As Van Goor and the scientists stepped up the search to produce cell lines isolated from a scarce and precious resource—the lungs of one of the world’s three thousand or so G551-D patients, Olson reckoned with another new type of hurdle arising from personalized medicine: the ever more complex challenge of what it means to “prove” a biological concept before the FDA will allow you to test it in sick people.

At the May meeting, the board relieved Boger of the job of chairman, which he’d held since Benno Schmidt retired nine years earlier. The directors named longtime member Dr. Charles Sanders, seventy-four, a former chairman of Glaxo and vice chairman of Squibb, to replace him. Since the wave of business and accounting scandals that rocked Wall Street during Bush’s first term, business ethicists and shareholder groups had crusaded to strengthen boards of directors, which in the go-go years had increasingly become rubber stamps. Many corporations were voluntarily moving away from the unitary executive model—just, it’s worth noting, as the White House embraced it. Boger didn’t care about the change but believes he should have.

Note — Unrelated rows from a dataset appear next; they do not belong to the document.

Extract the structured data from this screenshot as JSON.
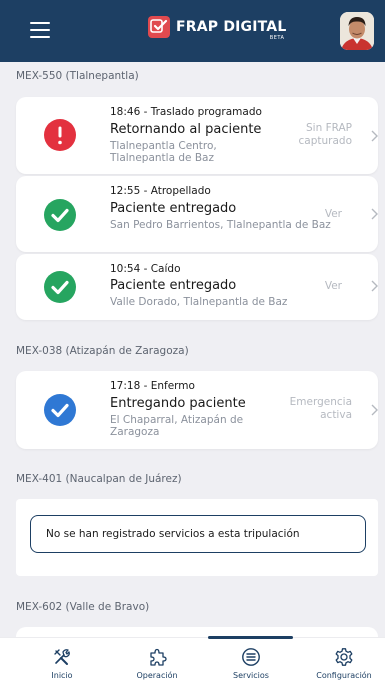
{
  "header": {
    "app_title": "FRAP DIGITAL",
    "beta_label": "BETA",
    "menu_icon": "hamburger-menu-icon",
    "logo_icon": "frap-logo-icon",
    "avatar": "user-avatar"
  },
  "sections": [
    {
      "label": "MEX-550 (Tlalnepantla)",
      "cards": [
        {
          "time": "18:46 - Traslado programado",
          "status": "Retornando al paciente",
          "address": "Tlalnepantla Centro, Tlalnepantla de Baz",
          "action": "Sin FRAP capturado",
          "icon": "alert-icon",
          "icon_color": "#e3313f"
        },
        {
          "time": "12:55 - Atropellado",
          "status": "Paciente entregado",
          "address": "San Pedro Barrientos, Tlalnepantla de Baz",
          "action": "Ver",
          "icon": "check-icon",
          "icon_color": "#26a560"
        },
        {
          "time": "10:54 - Caído",
          "status": "Paciente entregado",
          "address": "Valle Dorado, Tlalnepantla de Baz",
          "action": "Ver",
          "icon": "check-icon",
          "icon_color": "#26a560"
        }
      ]
    },
    {
      "label": "MEX-038 (Atizapán de Zaragoza)",
      "cards": [
        {
          "time": "17:18 - Enfermo",
          "status": "Entregando paciente",
          "address": "El Chaparral, Atizapán de Zaragoza",
          "action": "Emergencia activa",
          "icon": "check-icon",
          "icon_color": "#2f78d4"
        }
      ]
    },
    {
      "label": "MEX-401 (Naucalpan de Juárez)",
      "empty_message": "No se han registrado servicios a esta tripulación"
    },
    {
      "label": "MEX-602 (Valle de Bravo)"
    }
  ],
  "bottom_nav": [
    {
      "label": "Inicio",
      "icon": "tools-icon"
    },
    {
      "label": "Operación",
      "icon": "puzzle-icon"
    },
    {
      "label": "Servicios",
      "icon": "list-circle-icon",
      "active": true
    },
    {
      "label": "Configuración",
      "icon": "gear-icon"
    }
  ],
  "colors": {
    "primary": "#1d3f63",
    "background": "#efeff3",
    "alert": "#e3313f",
    "success": "#26a560",
    "active": "#2f78d4",
    "logo": "#e04a4f"
  }
}
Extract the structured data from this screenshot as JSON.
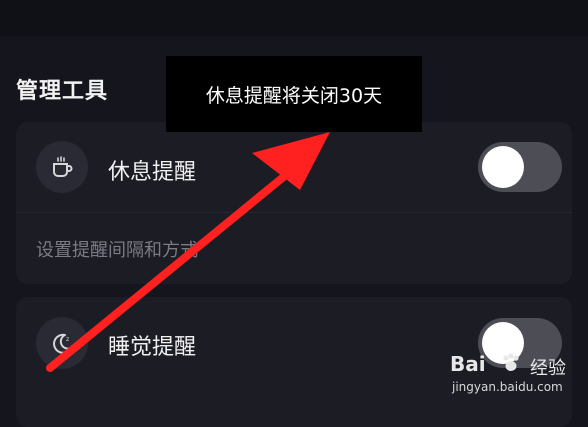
{
  "section": {
    "title": "管理工具"
  },
  "rest_reminder": {
    "label": "休息提醒",
    "description": "设置提醒间隔和方式",
    "enabled": false,
    "icon": "cup-icon"
  },
  "sleep_reminder": {
    "label": "睡觉提醒",
    "enabled": false,
    "icon": "moon-icon"
  },
  "toast": {
    "message": "休息提醒将关闭30天"
  },
  "watermark": {
    "brand": "Bai",
    "name": "经验",
    "url": "jingyan.baidu.com"
  },
  "colors": {
    "background": "#15151d",
    "card": "#1c1c25",
    "toggle_off": "#4d4d56",
    "arrow": "#ff2020",
    "toast_bg": "#000000"
  }
}
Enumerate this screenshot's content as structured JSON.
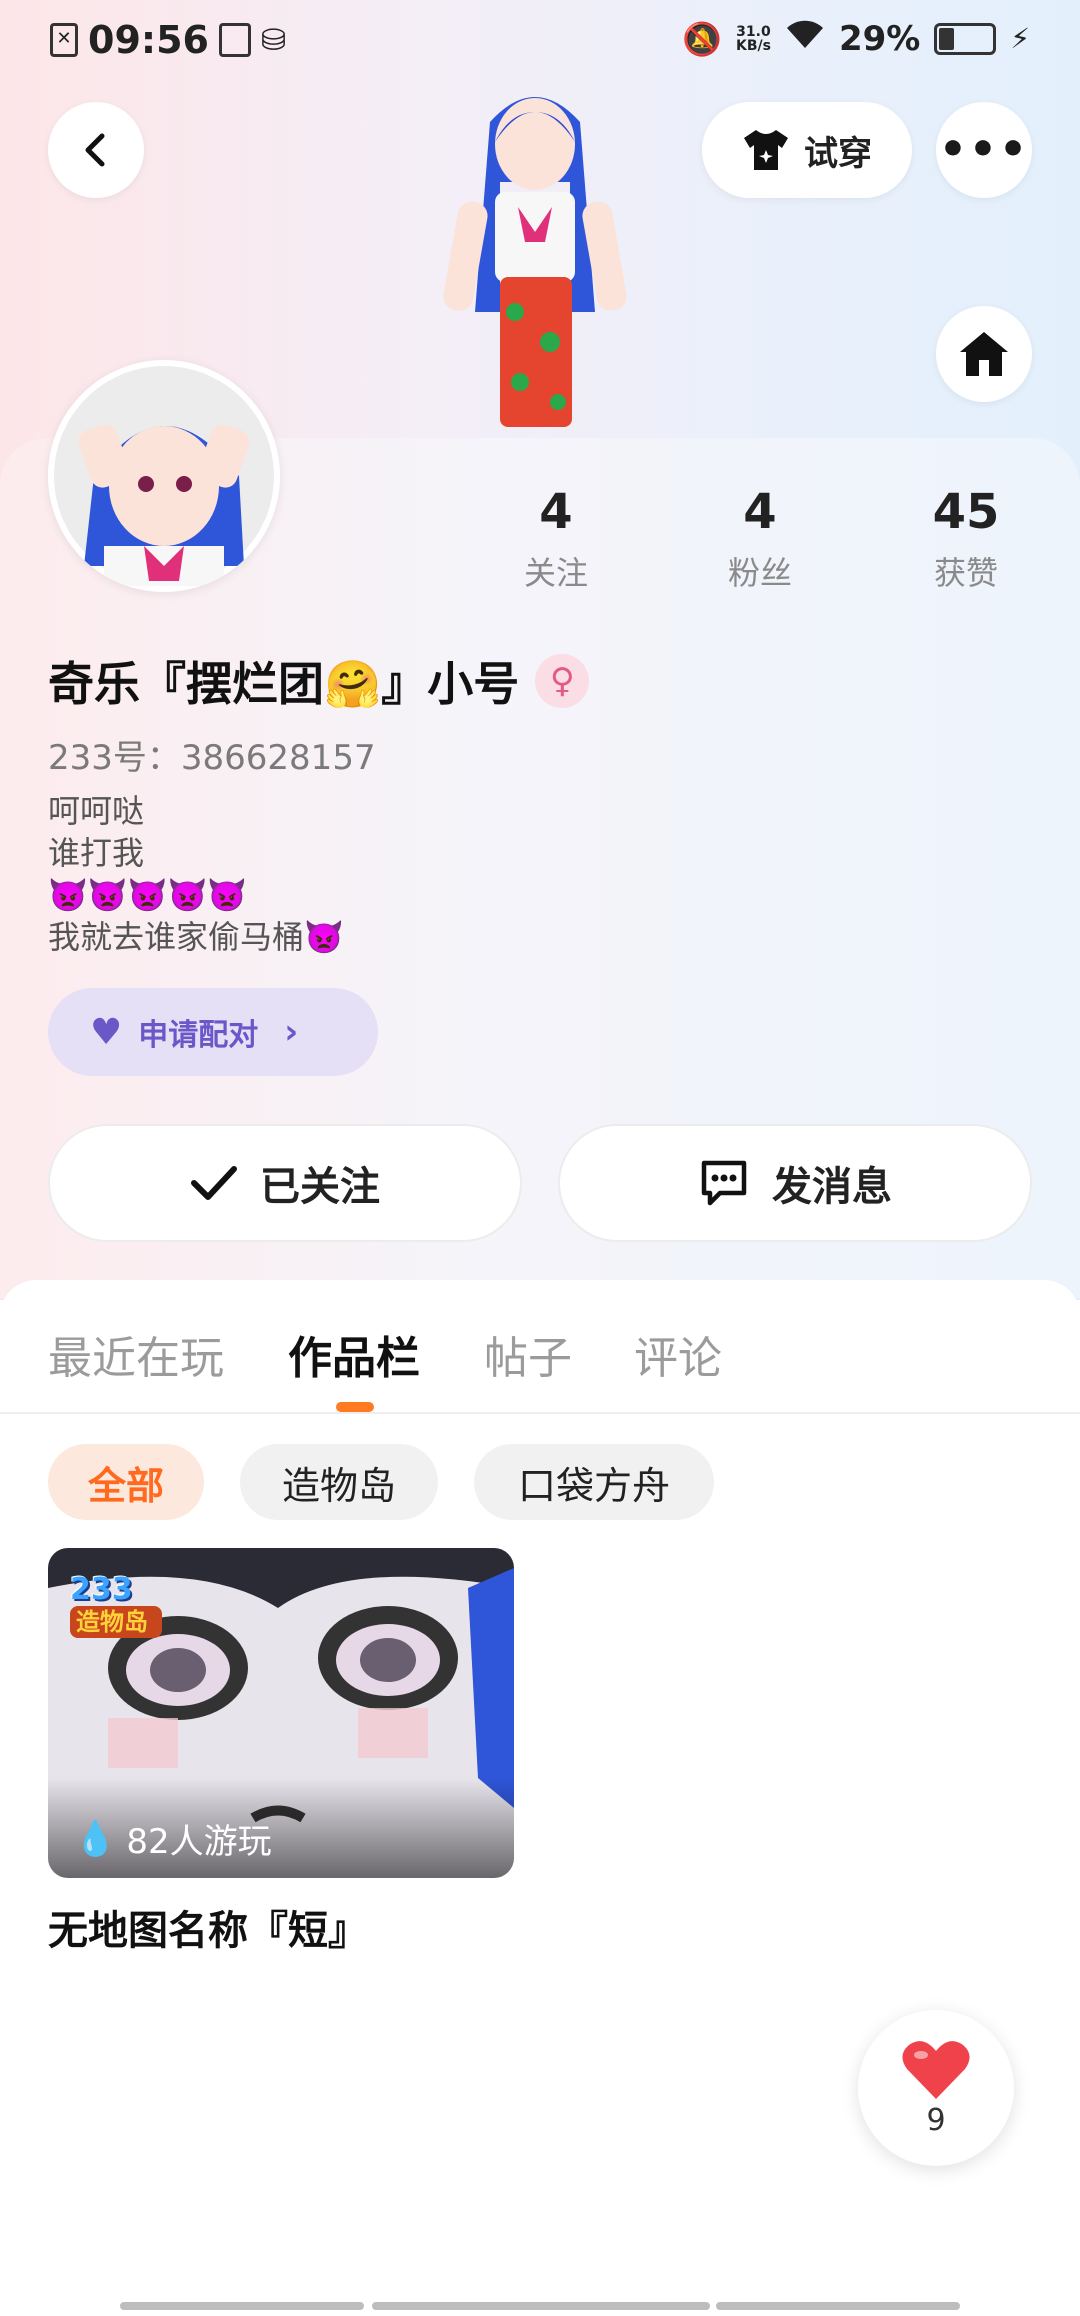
{
  "status_bar": {
    "time": "09:56",
    "net_speed_value": "31.0",
    "net_speed_unit": "KB/s",
    "battery_percent_text": "29%",
    "battery_level": 0.29
  },
  "header": {
    "try_on_label": "试穿"
  },
  "stats": [
    {
      "num": "4",
      "label": "关注"
    },
    {
      "num": "4",
      "label": "粉丝"
    },
    {
      "num": "45",
      "label": "获赞"
    }
  ],
  "profile": {
    "name": "奇乐『摆烂团🤗』小号",
    "gender_symbol": "♀",
    "uid": "233号：386628157",
    "bio": "呵呵哒\n谁打我\n👿👿👿👿👿\n我就去谁家偷马桶👿",
    "match_label": "申请配对"
  },
  "actions": {
    "follow_label": "已关注",
    "message_label": "发消息"
  },
  "tabs": [
    "最近在玩",
    "作品栏",
    "帖子",
    "评论"
  ],
  "active_tab": 1,
  "filters": [
    "全部",
    "造物岛",
    "口袋方舟"
  ],
  "active_filter": 0,
  "work": {
    "badge_line1": "233",
    "badge_line2": "造物岛",
    "players": "82人游玩",
    "title": "无地图名称『短』"
  },
  "like": {
    "count": "9"
  },
  "colors": {
    "accent_orange": "#ff7a21",
    "match_purple": "#6b58c8",
    "heart_red": "#f0424a"
  }
}
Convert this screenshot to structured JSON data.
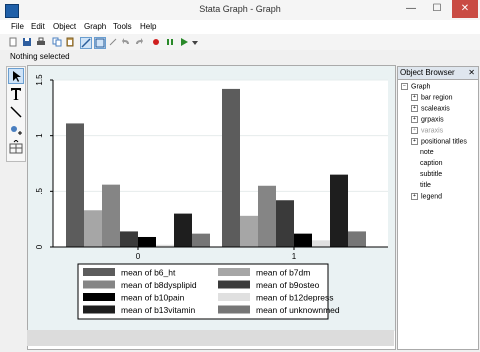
{
  "window": {
    "title": "Stata Graph - Graph",
    "minimize": "—",
    "maximize": "☐",
    "close": "✕"
  },
  "menu": [
    "File",
    "Edit",
    "Object",
    "Graph",
    "Tools",
    "Help"
  ],
  "status": "Nothing selected",
  "object_browser": {
    "title": "Object Browser",
    "close": "✕",
    "root": "Graph",
    "items": [
      {
        "label": "bar region",
        "expandable": true
      },
      {
        "label": "scaleaxis",
        "expandable": true
      },
      {
        "label": "grpaxis",
        "expandable": true
      },
      {
        "label": "varaxis",
        "expandable": true,
        "muted": true
      },
      {
        "label": "positional titles",
        "expandable": true
      },
      {
        "label": "note",
        "expandable": false
      },
      {
        "label": "caption",
        "expandable": false
      },
      {
        "label": "subtitle",
        "expandable": false
      },
      {
        "label": "title",
        "expandable": false
      },
      {
        "label": "legend",
        "expandable": true
      }
    ]
  },
  "chart_data": {
    "type": "bar",
    "categories": [
      "0",
      "1"
    ],
    "ylim": [
      0,
      1.5
    ],
    "yticks": [
      "0",
      ".5",
      "1",
      "1.5"
    ],
    "grid": true,
    "legend_position": "bottom",
    "series": [
      {
        "name": "mean of b6_ht",
        "color": "#5c5c5c",
        "values": [
          1.11,
          1.42
        ]
      },
      {
        "name": "mean of b7dm",
        "color": "#a6a6a6",
        "values": [
          0.33,
          0.28
        ]
      },
      {
        "name": "mean of b8dysplipid",
        "color": "#858585",
        "values": [
          0.56,
          0.55
        ]
      },
      {
        "name": "mean of b9osteo",
        "color": "#3a3a3a",
        "values": [
          0.14,
          0.42
        ]
      },
      {
        "name": "mean of b10pain",
        "color": "#000000",
        "values": [
          0.09,
          0.12
        ]
      },
      {
        "name": "mean of b12depress",
        "color": "#e0e0e0",
        "values": [
          0.02,
          0.06
        ]
      },
      {
        "name": "mean of b13vitamin",
        "color": "#1e1e1e",
        "values": [
          0.3,
          0.65
        ]
      },
      {
        "name": "mean of unknownmed",
        "color": "#767676",
        "values": [
          0.12,
          0.14
        ]
      }
    ]
  }
}
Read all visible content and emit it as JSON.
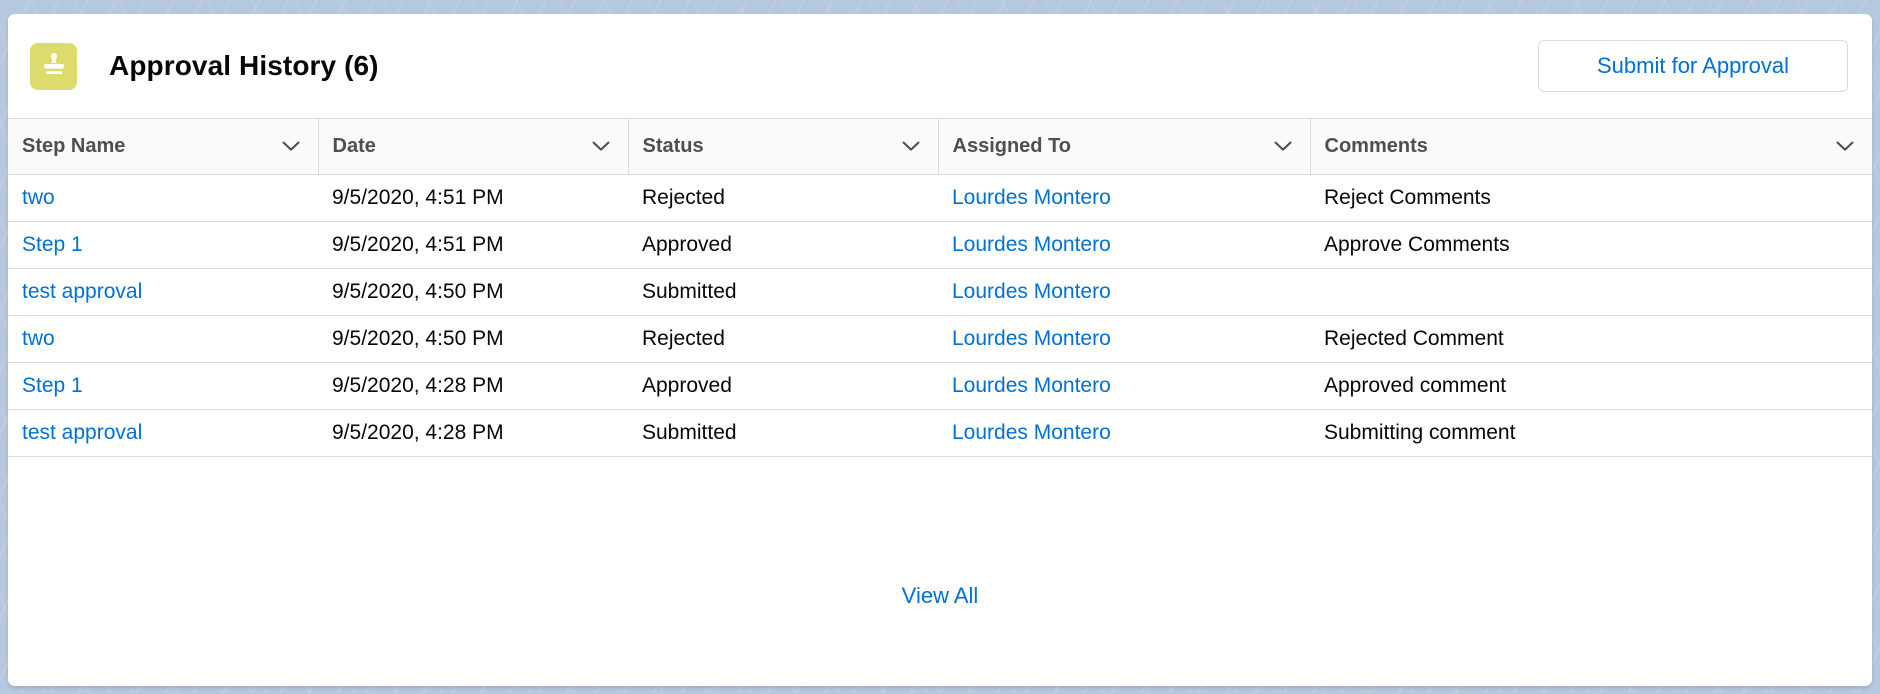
{
  "colors": {
    "page_background": "#b6c8de",
    "card_background": "#ffffff",
    "accent_link": "#0070d2",
    "icon_tile": "#dbdb6e",
    "header_row_background": "#fafaf9",
    "border": "#dddbda",
    "text_primary": "#080707",
    "text_header": "#514f4d"
  },
  "header": {
    "icon_name": "approval-stamp-icon",
    "title": "Approval History (6)",
    "submit_button_label": "Submit for Approval"
  },
  "table": {
    "columns": [
      {
        "label": "Step Name",
        "sort_icon": "chevron-down-icon"
      },
      {
        "label": "Date",
        "sort_icon": "chevron-down-icon"
      },
      {
        "label": "Status",
        "sort_icon": "chevron-down-icon"
      },
      {
        "label": "Assigned To",
        "sort_icon": "chevron-down-icon"
      },
      {
        "label": "Comments",
        "sort_icon": "chevron-down-icon"
      }
    ],
    "rows": [
      {
        "step_name": "two",
        "date": "9/5/2020, 4:51 PM",
        "status": "Rejected",
        "assigned_to": "Lourdes Montero",
        "comments": "Reject Comments"
      },
      {
        "step_name": "Step 1",
        "date": "9/5/2020, 4:51 PM",
        "status": "Approved",
        "assigned_to": "Lourdes Montero",
        "comments": "Approve Comments"
      },
      {
        "step_name": "test approval",
        "date": "9/5/2020, 4:50 PM",
        "status": "Submitted",
        "assigned_to": "Lourdes Montero",
        "comments": ""
      },
      {
        "step_name": "two",
        "date": "9/5/2020, 4:50 PM",
        "status": "Rejected",
        "assigned_to": "Lourdes Montero",
        "comments": "Rejected Comment"
      },
      {
        "step_name": "Step 1",
        "date": "9/5/2020, 4:28 PM",
        "status": "Approved",
        "assigned_to": "Lourdes Montero",
        "comments": "Approved comment"
      },
      {
        "step_name": "test approval",
        "date": "9/5/2020, 4:28 PM",
        "status": "Submitted",
        "assigned_to": "Lourdes Montero",
        "comments": "Submitting comment"
      }
    ]
  },
  "footer": {
    "view_all_label": "View All"
  }
}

“That was a mistake,” he says. “When Charlie took over as chair, that was presented to me as where good corporate governance was going—that there would never again be in the history of the world, except by historical accident of companies that hadn’t yet got to this advanced level, another CEO-chairman, so it’s about time for us to lead the way and split these roles.” The succession to Sanders cut him off from direct responsibility for communicating with other directors, isolating him from their discussions. He stopped knowing what they were thinking.

As Vertex advanced and grew, it was all but inevitable that the company would need to acquire what Murcko called “adult leadership.” Sanders was a paragon, a gregarious native Texan with a large presence like Schmidt, who’d led the war on cancer and later helped found and
capitalize dozens of biotech companies. Also like Schmidt, Sanders had strong institutional and political ties and a jumbo Rolodex. A distinguished cardiologist, he was a former general director of Massachusetts General Hospital, a past chairman of the New York Academy of Sciences, and chairman of the Foundation for the National Institutes of Health. He also served on the boards of Genentech and Merrill Lynch. After retiring from Glaxo, he registered as a Democrat and ran for the party’s nomination to unseat North Carolina senator Jesse Helms, spending his own money to buy name recognition but losing ultimately to the former mayor of Charlotte.

It was equally certain that with “adults” in charge, the company’s remaining original torchbearers would leave or recede from running things—“put down their torches,” as Boger says. Vertex had kept its soul, its corporate DNA, during the long, hard years leading up to the swoosh in large part on the strength of Boger’s hub-and-spoke, open-door management style, and he still made it a point to have lunch with all new Cambridge employees within their first three months—a practice that kept him in touch with what was happening down the ranks. Fewer had left than he had feared. But Mueller gradually had tightened his control in drug discovery, displacing and unsettling the old guard.

Mueller wanted one person in charge in San Diego, and he chose Negulescu. Tung agreed to remain as head of discovery at Aurora, but his wife, who wanted to return east, considered it a slight and a demotion, and in the fall, he left Vertex. (Shortly after he quit, he reconnected with Aldrich, who’d become a leading Boston biotech investor and venture capitalist, and together they started a new drug company, Concert Pharmaceuticals, with Tung as CEO and Aldrich as chairman.) Mueller wanted new blood in Cambridge and replaced Thomson with the former head of the Novartis collaboration, biologist Mark Namchuk, a laid-back Canadian who set out to undo some of the reporting strictures that had thickened through the years of having to account to corporate partners for every one-quarter full-time employee.